Er schob gequält die Schultern hin und her.

„Ich verstehe Sie nicht. Sind Sie raffiniert, oder was sind Sie?“

„Ach was: ich bin ein junger Mann, wie Sie sehen können, dem alle Frauen zulächeln. Sehen Sie, welch Erfolg? Warum stehe ich, die doch alle hübsch nennen, sonst immer hinter Mai zurück, heute aber errege ich Aufsehen? Ich bin eigentlich ein verkleideter Mann, und jetzt habe ich mich demaskiert. Man hat kaum Zeit, jeder dieser Schönen mit den Wimpern zu winken.“

Da Silva sah rundum.

„Wer ist schön? Wenn ich Schönheit noch sehen könnte!“ — und seine Stimme fuhr auf. Nun, mit schmerzlich erbittertem Tonfall:

„Aber Sie halten mich so besessen mit Ihrem Gesicht, mit Ihrer Gestalt, daß ich für die anderen Maß und Sinn verloren habe. Sind sie schön, sind sie häßlich? Ich verstehe nichts, ich sehe nur dies eine kleine unerbittliche Geschöpf, und es erstickt in mir alles, was nicht sein eigen ist.“

Lola bückte sich ein wenig, mit einem Schauer im Nacken, als werde gleich eine Hand hineingreifen. „Immer das Gesicht, immer die Gestalt: immer der Körper,“ dachte sie, auf einmal matt von Widerwillen und Traurigkeit. Er sagte stürmisch:

„Sie sind über alle Vergleiche schön!“

„Ach, wie reizend wär’s,“ meinte sie und ermunterte sich, „wenn alle so dächten! Tatsache ist, daß jeder sich zuerst um mich bemüht; dann erst besinnt er sich und geht zu Mai.“

„Gut für ihn.“

„Danke. Warum blicken Sie mit solcher Wut auf dies arme hübsche Mädchen?“

„Kommen Sie auf die andere Seite: Sie werden sehen.“

Das Mädchen, das ohne Begleitung war, trat in das weitoffene, erhellte Gewölbe eines Tabakladens. Alle Männer wandten den Kopf nach ihr; die Stutzer, die am Ladentisch lehnten, wichen keinen Schritt breit. Das Mädchen verlangte etwas; aber so oft sie den Mund öffnete, ward gepfiffen.

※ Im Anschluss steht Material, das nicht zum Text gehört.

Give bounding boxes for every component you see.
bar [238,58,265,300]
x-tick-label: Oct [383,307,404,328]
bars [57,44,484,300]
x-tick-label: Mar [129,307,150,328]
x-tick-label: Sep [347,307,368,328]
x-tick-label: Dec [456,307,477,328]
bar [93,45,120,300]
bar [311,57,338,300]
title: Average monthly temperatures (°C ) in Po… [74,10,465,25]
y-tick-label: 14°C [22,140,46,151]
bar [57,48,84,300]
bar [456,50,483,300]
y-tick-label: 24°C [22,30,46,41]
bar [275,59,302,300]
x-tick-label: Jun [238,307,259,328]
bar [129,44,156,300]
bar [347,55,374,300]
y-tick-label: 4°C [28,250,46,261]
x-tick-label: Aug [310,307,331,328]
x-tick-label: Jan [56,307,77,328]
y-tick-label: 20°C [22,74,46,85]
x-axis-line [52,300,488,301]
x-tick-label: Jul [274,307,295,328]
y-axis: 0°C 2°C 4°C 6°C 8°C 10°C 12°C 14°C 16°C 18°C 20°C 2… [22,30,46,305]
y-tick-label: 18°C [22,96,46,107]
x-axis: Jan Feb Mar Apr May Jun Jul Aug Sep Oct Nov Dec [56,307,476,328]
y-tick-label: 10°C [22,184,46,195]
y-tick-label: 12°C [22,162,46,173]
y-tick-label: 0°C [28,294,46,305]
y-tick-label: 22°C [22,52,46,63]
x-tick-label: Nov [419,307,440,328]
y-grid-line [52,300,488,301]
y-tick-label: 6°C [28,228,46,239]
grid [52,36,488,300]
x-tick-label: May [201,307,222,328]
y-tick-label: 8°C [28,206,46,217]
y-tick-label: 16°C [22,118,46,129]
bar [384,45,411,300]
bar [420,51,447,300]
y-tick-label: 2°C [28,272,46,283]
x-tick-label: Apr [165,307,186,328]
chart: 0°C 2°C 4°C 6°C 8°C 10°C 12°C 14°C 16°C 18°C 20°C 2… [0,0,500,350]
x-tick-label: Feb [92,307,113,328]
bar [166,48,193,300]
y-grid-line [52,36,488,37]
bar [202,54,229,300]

„Sie will Räucherkerzen, man sieht es,“ sagte Lola. „Was hat sie denn begangen, mein Gott?“

Das Mädchen errötete plötzlich tief; die Männer lachten schadenfroh; der, der den Witz gemacht hatte, blähte sich. Das Mädchen stürzte, die Augen verwirrt und naß, ins Freie. Wie sie nahe kam, stieß Da Silva einen Pfiff aus. Sie floh weiter. Lola rief:

„Das ist abscheulich! Ich will Sie nicht mehr kennen! Wenn die Ärmste niemand hat, schließe ich mich ihr an: ich!“

„Vergessen Sie, daß Sie ein Mann sind? Reden Sie sie an, ists grade solche Beleidigung, wie wenn Sie pfeifen.“

Lola blieb ratlos stehen. Zwei blonde Damen mit Spazierstöcken stelzten über das Pflaster und betraten gelassen denselben Laden, — wo alles ihnen Platz machte. Lola sagte sich, daß jeder sie auf die Stufe dieser beiden stellen, ihr die gleichen Rechte einräumen werde; und doch war sie der Mißhandlung jener anderen mit einer Angst gefolgt, als sei’s eine Drohung, die auch ihr gelte.

„Es ist furchtbar,“ sagte sie, „unter euch eine Frau zu sein. Bei uns ist der Mann unser Kamerad.“

„Bei euch? Sie sind keine Nordländerin. Sie haben etwas von jenem uns so erbitternden Reiz, gewiß. Wir Männer des Südens folgen allzu gern der zweideutigen Herausforderung, die von der befreiten Frau ausgeht. Wozu kommt ihr her? Ihr verderbt unsere Frauen, daß sie sich ohne unseren Schutz auf die Straße wagen und, wenn wir sie ließen, sich im Café mitten unter uns setzen würden. Ihr verderbt auch uns, daß wir den schlaffen Kitzel der Kameradschaft mit euch fühlen möchten, wie eure heruntergekommenen Männer. Ich will’s nicht. Ich will Ihr Herr werden.“

„Manchmal reden Sie wie das Alter, das Sie wirklich haben;“ und Lola lachte gezwungen.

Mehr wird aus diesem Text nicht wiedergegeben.